A scalable platform for meta-genomic analysis
A MCAW workflow runs informatics programs such as de novo genome assembly on a dataset comprising data files (e.g., raw DNA sequence for a single sample) and laboratory metadata. MCAW automatically parallelizes across cluster nodes, and generates aggregate statistics and visualization of data from multiple samples, to aid in trend and factor analysis with respect to time, temperature, and biochemical metadata of samples. Processing history is fully recorded so the provenance of results is clear and processing can be reproduced.
We will show MCAW results from assembling and cataloguing genomes for 4,100 Salmonella entericaisolates sequenced in the 100K Foodborne Pathogen Genome Project. The number of distinct proteins appears to grow as a power (α = 0.465) of the number of isolates, which affirms the importance of integrating a large number of samples in building a pan-genome.
Learning Areas:Public health biology
Public health or related research
Explain how genomics measurements can reveal threats to food safety. List the functional requirements for an online metagenomics analysis service. Compare the scalability and efficiency of manually driven informatics with that achieved using an automated framework.
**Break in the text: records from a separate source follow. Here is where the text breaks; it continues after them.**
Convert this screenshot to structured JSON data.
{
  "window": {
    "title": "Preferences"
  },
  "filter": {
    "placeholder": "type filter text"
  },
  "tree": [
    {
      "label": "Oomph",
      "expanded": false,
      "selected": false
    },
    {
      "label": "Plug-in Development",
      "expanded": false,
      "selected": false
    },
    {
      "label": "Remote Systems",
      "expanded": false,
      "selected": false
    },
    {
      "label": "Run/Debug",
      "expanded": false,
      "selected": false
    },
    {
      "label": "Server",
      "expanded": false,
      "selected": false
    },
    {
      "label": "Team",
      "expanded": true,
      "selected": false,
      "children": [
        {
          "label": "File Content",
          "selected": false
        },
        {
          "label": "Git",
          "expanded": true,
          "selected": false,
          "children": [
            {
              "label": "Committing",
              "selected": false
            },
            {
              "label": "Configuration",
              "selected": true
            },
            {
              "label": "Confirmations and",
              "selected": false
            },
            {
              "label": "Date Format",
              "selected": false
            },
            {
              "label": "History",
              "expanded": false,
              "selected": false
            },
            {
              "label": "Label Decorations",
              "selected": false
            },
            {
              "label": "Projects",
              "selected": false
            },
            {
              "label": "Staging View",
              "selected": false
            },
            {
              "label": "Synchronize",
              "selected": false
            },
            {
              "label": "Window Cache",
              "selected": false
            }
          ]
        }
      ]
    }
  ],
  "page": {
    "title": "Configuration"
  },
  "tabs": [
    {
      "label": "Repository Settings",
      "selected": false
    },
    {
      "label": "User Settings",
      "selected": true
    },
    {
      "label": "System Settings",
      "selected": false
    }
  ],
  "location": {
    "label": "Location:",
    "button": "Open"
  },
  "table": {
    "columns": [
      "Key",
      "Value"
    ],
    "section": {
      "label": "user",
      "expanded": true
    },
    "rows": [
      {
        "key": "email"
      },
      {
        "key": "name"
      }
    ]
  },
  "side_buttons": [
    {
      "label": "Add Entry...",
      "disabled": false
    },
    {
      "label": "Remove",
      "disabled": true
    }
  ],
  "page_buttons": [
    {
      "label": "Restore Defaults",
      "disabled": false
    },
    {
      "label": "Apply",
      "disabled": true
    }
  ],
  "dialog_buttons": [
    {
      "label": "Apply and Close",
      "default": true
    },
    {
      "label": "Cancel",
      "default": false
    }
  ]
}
Keyword(s): Genetics, Food Safety
Qualified on the content I am responsible for because: I am a senior software engineer in the Public Health Research team at IBM Almaden Research Center, CA. My current research interests include building scalable platforms for high performance bioinformatics algorithms, as well as epidemiology and modeling of infectious diseases. Stefan has a MS degree in computer science from the Royal Institute of Technology in Stockholm.
Any relevant financial relationships? No
I agree to comply with the American Public Health Association Conflict of Interest and Commercial Support Guidelines, and to disclose to the participants any off-label or experimental uses of a commercial product or service discussed in my presentation.